From: maarten <maarten@ultratux.net>
To: linux-raid@vger.kernel.org
Subject: Re: ext3 journal on software raid (was Re: PROBLEM: Kernel 2.6.10 crashing repeatedly and hard)
Date: Tue, 4 Jan 2005 20:02:32 +0100 [thread overview]
Message-ID: <200501042002.32292.maarten@ultratux.net> (raw)
In-Reply-To: <895qa2-0qa.ln1@news.it.uc3m.es>
On Tuesday 04 January 2005 10:46, Peter T. Breuer wrote:
> Andy Smith <andy@strugglers.net> wrote:
> > [-- text/plain, encoding quoted-printable, charset: us-ascii, 20 lines
> > --]
> >
> > On Tue, Jan 04, 2005 at 01:22:56PM +1100, Neil Brown wrote:
> > > On Monday January 3, ewan.grantham@gmail.com wrote:
> > Except that Peter says that the ext3 journals should be on separate
> > non-mirrored devices and the reason this is not mentioned in any
> > documentation (md / ext3) is that everyone sees it as obvious.
>
> It's not obvious to anyone, where by "it" I mean whether or not you
> "should" put a journal on the same raid device. There are pros and
> cons. I would not. My reasoning is that I don't want data in the
> journal to be subject to the same kinds of creeping invisible corruption
> on reboot and resync that raid is subject to. But you can achieve that
[ I'll attempt to adress all issues that have come up in this entire thread
until now here... please bear with me. ]
@Peter:
I still need you to clarify what can cause such creeping corruption.
There are several possible cases:
1) A bit flipped on the platter or the drive firmware had a 'thinko'.
This will be signalled by the CRC / ECC on the drive. You can't flip a bit
unnoticed. Or in fact, bits get 'flipped' constantly, therefore the highly
sophisticated error correction code in modern drives. If the ECC can't
rectify such a read error, it will issue a read error to the OS.
Obviously, the raid or FS code handles this error in the usual way; this is
what we call a bad sector, and we have routines that handle that perfectly.
2) An incomplete write due to a crash.
This can't happen on the drive itself, as the onboard cache will ensure
everything that's in there gets written to the platter. I have no reason to
doubt what the manufacturer promises here, but it is easy to check if one
really wants to; just issue a couple thousand cycles of well timed <write
block, kill power to drive> commands, and verify if it all got written.
(If not: start a class action suit against the manufacturer)
Another possibility is it happening in a higher layer, the raid code or the FS
code. Let's examine this further. The raid code does not promise that that
can't happen ("MD raid is no substitute for a UPS"). But, the FS helps here.

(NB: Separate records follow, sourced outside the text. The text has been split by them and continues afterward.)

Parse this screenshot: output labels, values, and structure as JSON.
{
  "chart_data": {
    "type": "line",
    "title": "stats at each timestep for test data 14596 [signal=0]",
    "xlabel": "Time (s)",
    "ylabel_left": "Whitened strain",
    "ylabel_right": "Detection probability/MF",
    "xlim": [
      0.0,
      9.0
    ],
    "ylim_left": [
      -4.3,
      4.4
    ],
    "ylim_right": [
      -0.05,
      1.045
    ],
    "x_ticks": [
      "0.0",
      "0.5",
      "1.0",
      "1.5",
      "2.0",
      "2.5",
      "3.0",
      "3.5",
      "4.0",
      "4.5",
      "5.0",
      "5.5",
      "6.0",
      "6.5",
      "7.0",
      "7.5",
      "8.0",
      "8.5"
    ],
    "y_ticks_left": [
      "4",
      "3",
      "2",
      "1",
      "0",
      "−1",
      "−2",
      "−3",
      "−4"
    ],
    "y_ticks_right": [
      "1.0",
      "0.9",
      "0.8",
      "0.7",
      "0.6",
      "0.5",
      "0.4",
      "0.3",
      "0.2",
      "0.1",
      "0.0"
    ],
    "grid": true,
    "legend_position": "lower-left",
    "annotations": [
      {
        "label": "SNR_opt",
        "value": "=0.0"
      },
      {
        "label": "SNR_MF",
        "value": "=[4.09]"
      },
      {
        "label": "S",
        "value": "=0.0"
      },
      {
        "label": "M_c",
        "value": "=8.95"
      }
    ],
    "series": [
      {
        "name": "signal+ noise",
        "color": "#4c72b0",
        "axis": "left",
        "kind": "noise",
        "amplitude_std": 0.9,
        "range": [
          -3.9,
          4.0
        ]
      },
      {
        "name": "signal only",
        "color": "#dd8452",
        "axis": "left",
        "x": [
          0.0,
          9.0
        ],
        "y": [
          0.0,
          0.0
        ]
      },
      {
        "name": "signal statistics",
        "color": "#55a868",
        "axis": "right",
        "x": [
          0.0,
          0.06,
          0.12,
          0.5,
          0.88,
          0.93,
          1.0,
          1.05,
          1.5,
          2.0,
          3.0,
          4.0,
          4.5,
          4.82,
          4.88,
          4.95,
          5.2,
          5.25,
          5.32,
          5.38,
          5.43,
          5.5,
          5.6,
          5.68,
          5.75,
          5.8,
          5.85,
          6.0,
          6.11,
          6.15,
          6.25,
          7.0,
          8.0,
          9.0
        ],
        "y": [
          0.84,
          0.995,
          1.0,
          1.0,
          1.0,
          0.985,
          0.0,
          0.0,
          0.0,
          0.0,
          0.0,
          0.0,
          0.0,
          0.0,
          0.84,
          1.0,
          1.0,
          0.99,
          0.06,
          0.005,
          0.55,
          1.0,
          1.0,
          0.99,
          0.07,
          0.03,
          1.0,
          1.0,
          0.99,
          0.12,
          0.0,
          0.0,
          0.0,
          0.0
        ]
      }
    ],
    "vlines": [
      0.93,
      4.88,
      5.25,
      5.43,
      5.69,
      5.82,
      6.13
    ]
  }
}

In the case of a journaled FS, the first that must be written is the delta.
Then the data, then the delta is removed again. From this we can trivially
deduce that indeed a journaled FS will not(*) suffer write reordering; as
that is the only way data could get written without there first being a
journal delta on disk. So at least that part is correct indeed(!)
So in fact, a journaled FS will either have to rely on lower layers *not*
reordering writes, or will have to wait for the ACK on the journal delta
before issuing the actual_data write command(!).

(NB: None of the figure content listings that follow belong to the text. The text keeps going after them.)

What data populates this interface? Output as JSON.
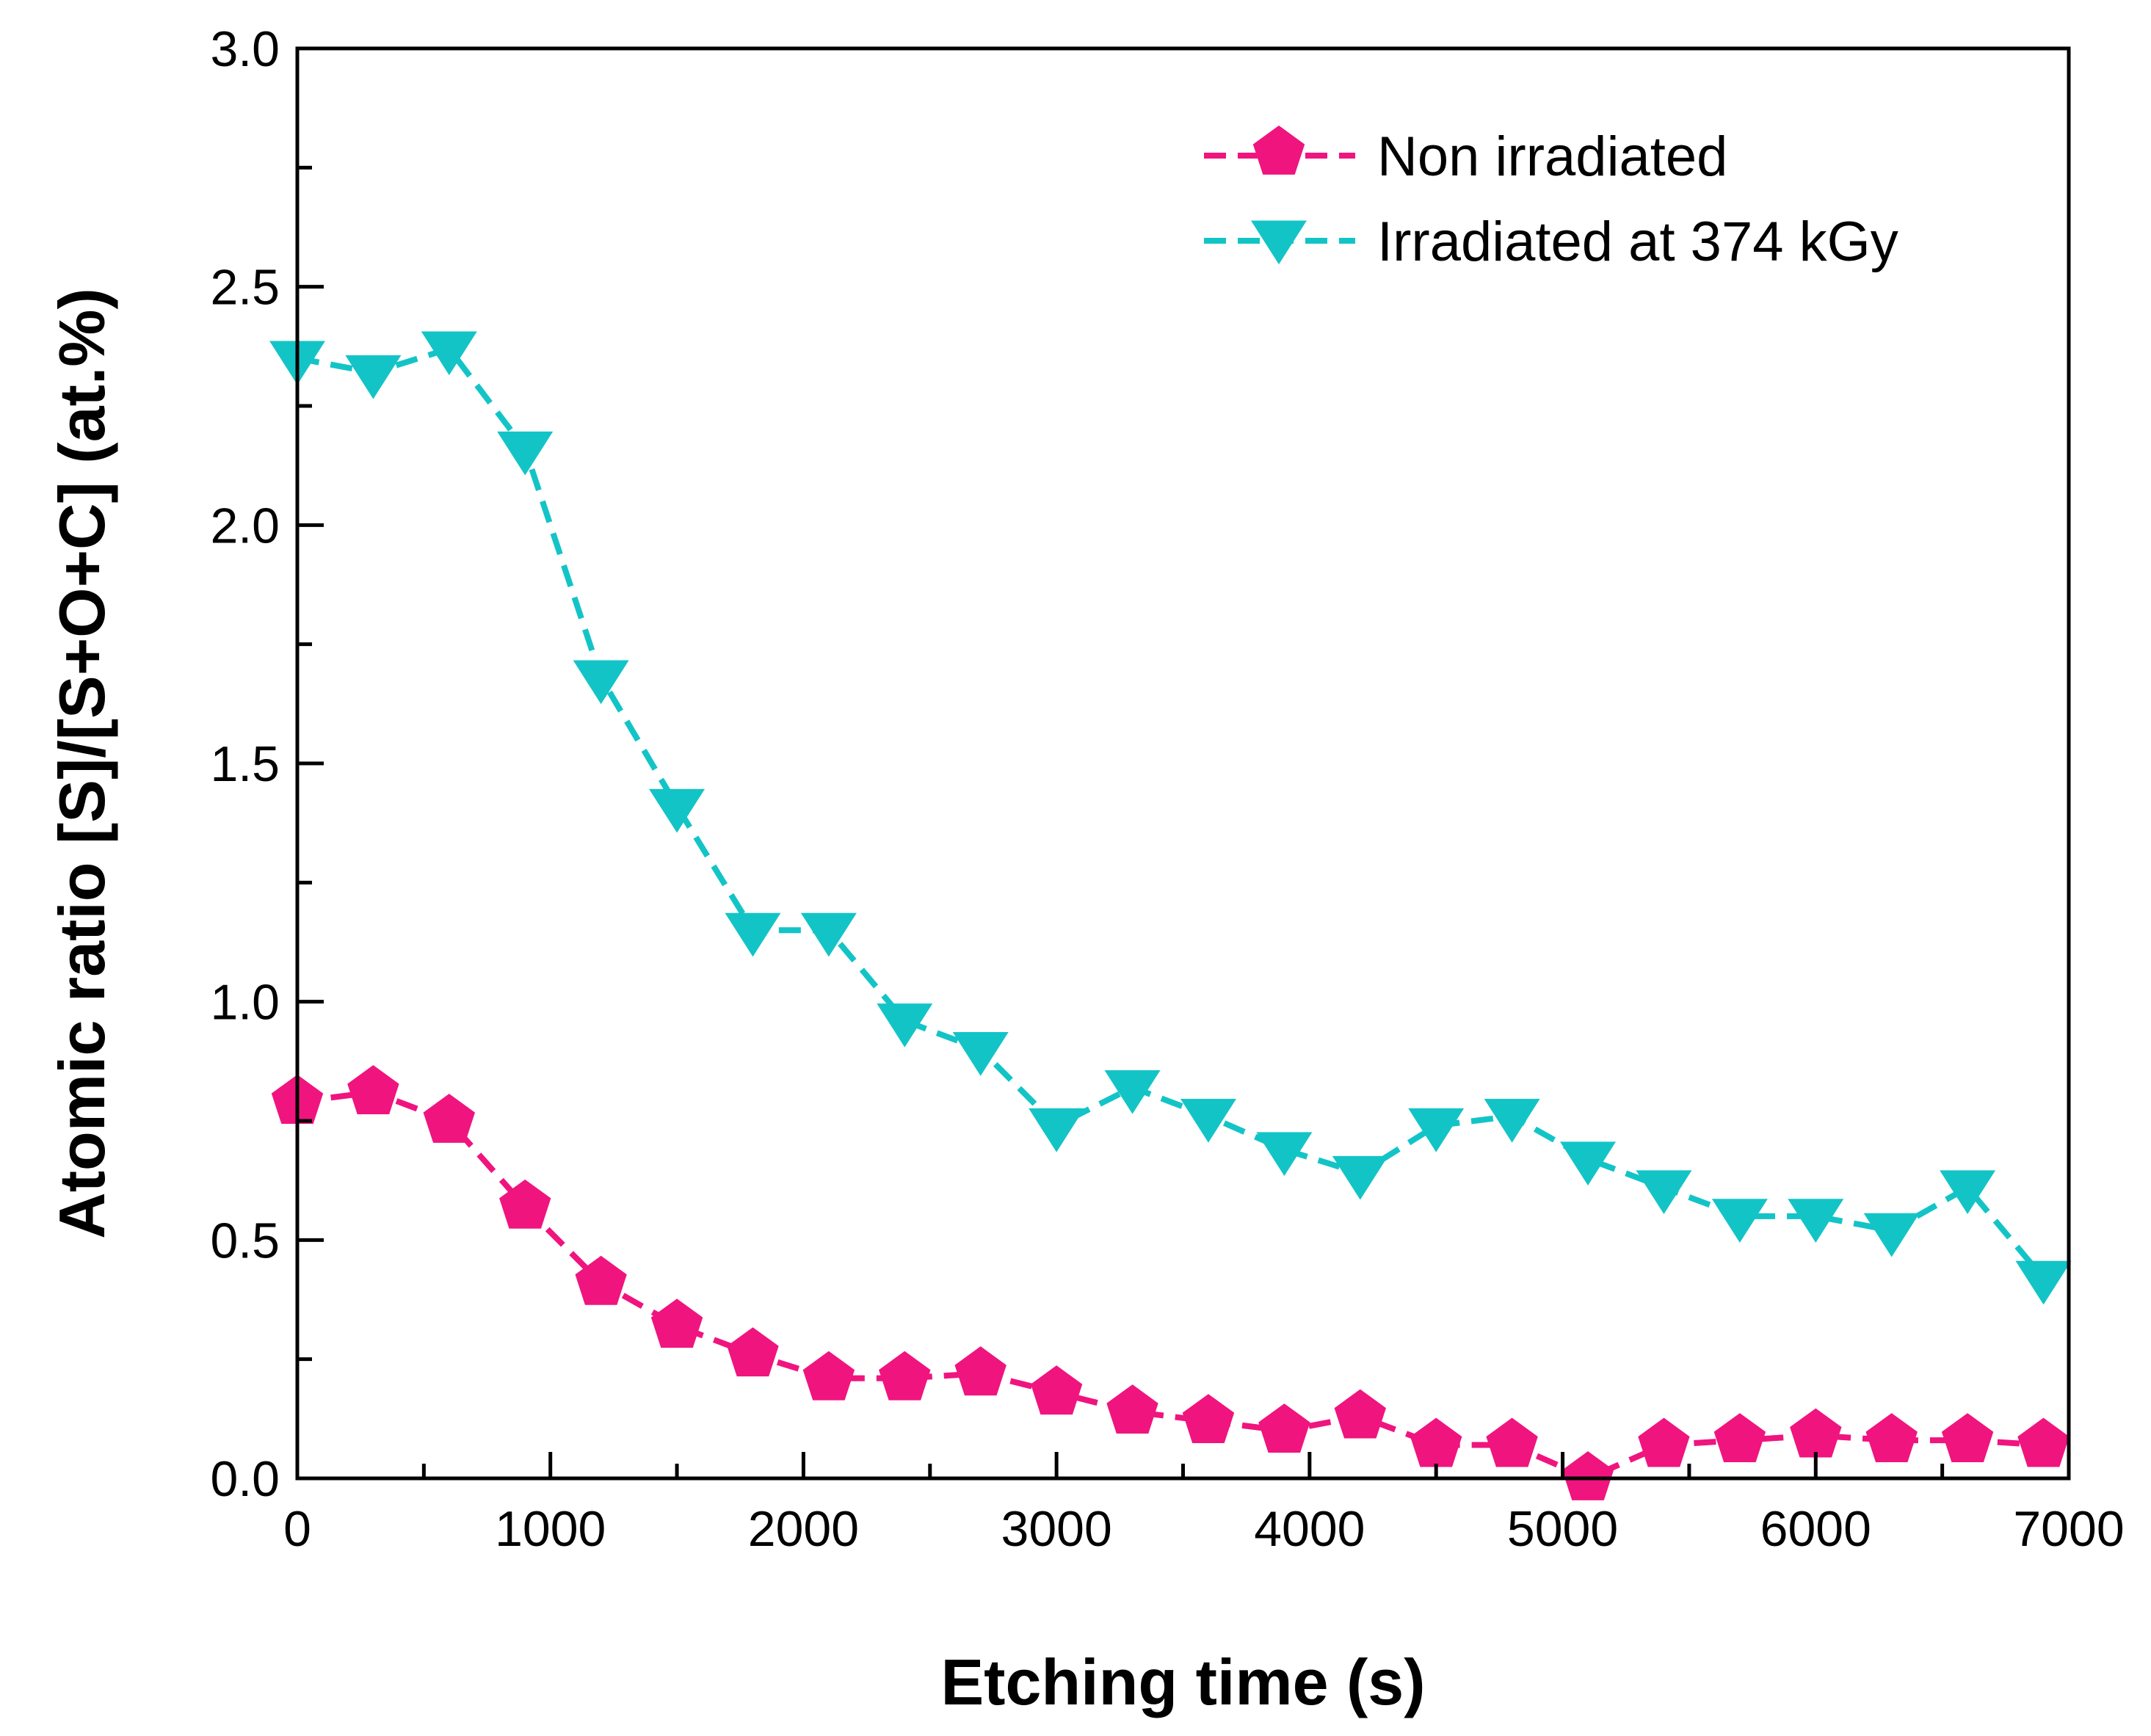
{
  "chart_data": {
    "type": "line",
    "title": "",
    "xlabel": "Etching time (s)",
    "ylabel": "Atomic ratio [S]/[S+O+C] (at.%)",
    "xlim": [
      0,
      7000
    ],
    "ylim": [
      0,
      3.0
    ],
    "x_ticks": [
      0,
      1000,
      2000,
      3000,
      4000,
      5000,
      6000,
      7000
    ],
    "x_tick_labels": [
      "0",
      "1000",
      "2000",
      "3000",
      "4000",
      "5000",
      "6000",
      "7000"
    ],
    "y_ticks": [
      0,
      0.5,
      1.0,
      1.5,
      2.0,
      2.5,
      3.0
    ],
    "y_tick_labels": [
      "0.0",
      "0.5",
      "1.0",
      "1.5",
      "2.0",
      "2.5",
      "3.0"
    ],
    "grid": false,
    "legend_position": "top-right",
    "x": [
      0,
      300,
      600,
      900,
      1200,
      1500,
      1800,
      2100,
      2400,
      2700,
      3000,
      3300,
      3600,
      3900,
      4200,
      4500,
      4800,
      5100,
      5400,
      5700,
      6000,
      6300,
      6600,
      6900
    ],
    "series": [
      {
        "name": "Non irradiated",
        "color": "#f0147f",
        "marker": "pentagon",
        "line": "dashed",
        "values": [
          0.79,
          0.81,
          0.75,
          0.57,
          0.41,
          0.32,
          0.26,
          0.21,
          0.21,
          0.22,
          0.18,
          0.14,
          0.12,
          0.1,
          0.13,
          0.07,
          0.07,
          0.0,
          0.07,
          0.08,
          0.09,
          0.08,
          0.08,
          0.07
        ]
      },
      {
        "name": "Irradiated at 374 kGy",
        "color": "#13c4c7",
        "marker": "triangle-down",
        "line": "dashed",
        "values": [
          2.35,
          2.32,
          2.37,
          2.16,
          1.68,
          1.41,
          1.15,
          1.15,
          0.96,
          0.9,
          0.74,
          0.82,
          0.76,
          0.69,
          0.64,
          0.74,
          0.76,
          0.67,
          0.61,
          0.55,
          0.55,
          0.52,
          0.61,
          0.42
        ]
      }
    ]
  }
}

(*) unless it waits for the ACK mentioned above.
Further, we thus can split up the write in separate actions:
A) the time during which the journal delta gets written
B) the time during which the data gets written
C) the time during which the journal delta gets removed.
Now at what point do or did we crash ? If it is at A) the data is consistent,
no matter whether the delta got written or not. If it is at B) the data
block is in an unknown state and the journal reflects that, so the journal
code rolls back. If it is at C) the data is again consistent. Depending on
what sense the journal delta makes, there can be a rollback, or not. In
either case, the data still remains fully consistent.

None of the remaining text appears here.